Our laboratory focuses on the immunological and molecular pathomechanisms of the skin with the aim to identify approaches for personalized and also preventive medicine. One of our translational research interests are chronic inflammatory autoimmune diseases of the skin. In addition to preclinical models and in vitro methods, we use skin and blood samples from patients for biomarker identification. We are particularly interested in specialized T cell responses and cytokine signaling pathways.
The skin forms the outer barrier to the environment and is in constant contact with it. Besides its function as a physical barrier, it is rich in immune cells that serve as a defense against external stimuli. In chronic inflammatory skin diseases such as psoriasis (PSO) or atopic dermatitis (AD), there is a disturbance of the cutaneous immune microenvironment. The resulting imbalance in immunological homeostasis leads to overactivation of inflammatory signaling pathways. This effect is caused and amplified in AD, HS, and PSO by specialized T helper cells and their associated cytokines (TNF-α, IL-1, IL-4, IL-5, IL-12, IL-13, IL-17, IL-22, IL-36). While AD is dominated by IL-4/IL-13 and Th2 cells, PSO is dominated by IL-17/IL-23 and Th17 cells. As a result, there has been an increased focus on blocking these cytokines and their signaling cascades either with monoclonal antibodies (biologics) or small molecules such as tyrosine kinase inhibitors (JAK inhibitors) to treat psoriasis and atopic dermatitis.
With current anti-cytokine treatments significant improvement and skin clearance can be achieved in the majority of patients in all of the indicated chronic inflammatory skin diseases. However, it remains unclear, if cleared skin under anti-cytokine treatment is comparable to healthy skin. Therefore, it is key to understand the possible differences and similarities in treated healed skin in comparison to otherwise healthy skin. This may allow to better define the duration of anti-cytokine treatment and/or risks for disease flares.

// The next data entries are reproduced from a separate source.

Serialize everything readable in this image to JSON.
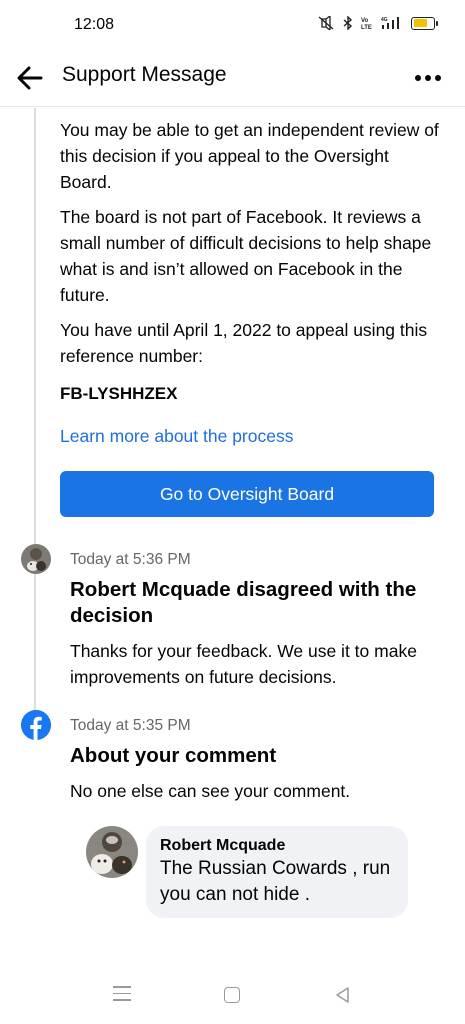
{
  "status_bar": {
    "time": "12:08",
    "icons": [
      "mute-icon",
      "bluetooth-icon",
      "volte-icon",
      "signal-4g-icon",
      "battery-icon"
    ]
  },
  "header": {
    "title": "Support Message",
    "back_icon": "arrow-left-icon",
    "more_icon": "more-horizontal-icon"
  },
  "message": {
    "paragraphs": [
      "You may be able to get an independent review of this decision if you appeal to the Oversight Board.",
      "The board is not part of Facebook. It reviews a small number of difficult decisions to help shape what is and isn’t allowed on Facebook in the future.",
      "You have until April 1, 2022 to appeal using this reference number:"
    ],
    "reference_number": "FB-LYSHHZEX",
    "learn_more_link": "Learn more about the process",
    "oversight_button": "Go to Oversight Board",
    "button_color": "#1b74e4",
    "link_color": "#216fdb"
  },
  "timeline": [
    {
      "time": "Today at 5:36 PM",
      "title": "Robert Mcquade disagreed with the decision",
      "body": "Thanks for your feedback. We use it to make improvements on future decisions."
    },
    {
      "time": "Today at 5:35 PM",
      "title": "About your comment",
      "body": "No one else can see your comment."
    }
  ],
  "comment": {
    "author": "Robert Mcquade",
    "text": "The Russian Cowards , run you can not hide ."
  },
  "nav_bar": {
    "icons": [
      "menu-icon",
      "home-square-icon",
      "back-triangle-icon"
    ]
  }
}
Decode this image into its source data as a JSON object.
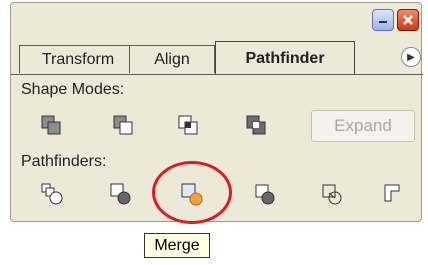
{
  "tabs": [
    {
      "label": "Transform"
    },
    {
      "label": "Align"
    },
    {
      "label": "Pathfinder"
    }
  ],
  "sections": {
    "shape_modes": "Shape Modes:",
    "pathfinders": "Pathfinders:"
  },
  "buttons": {
    "expand": "Expand"
  },
  "tooltip": "Merge"
}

In the context of the doctoral thesis, the aim is to recruit 15 patients per disease (AD and PSO) who have been successfully treated with systemic treatments. In comparison, healthy skin samples from individuals without any inflammatory skin diseases obtained from our dermatosurgery unit will be used. The differences (immunological, physiological, barrier function) between healthy and treated/healed skin will be investigated based on gene expression of the tissue samples by whole transcriptome sequencing (WTS). As part of the immunohistochemical workup of the tissue, we will assess the immune cell infiltrate, Ki67 as a marker for (keratinocyte) proliferation and KRT16 for keratinocyte differentiation. Routine H&E staining will be used for disease characteristics and the extent of epidermal thickness. In addition, the restoration of the physiological barrier function will be assessed by the expression of filaggrin, loricrin and layer specific keratins.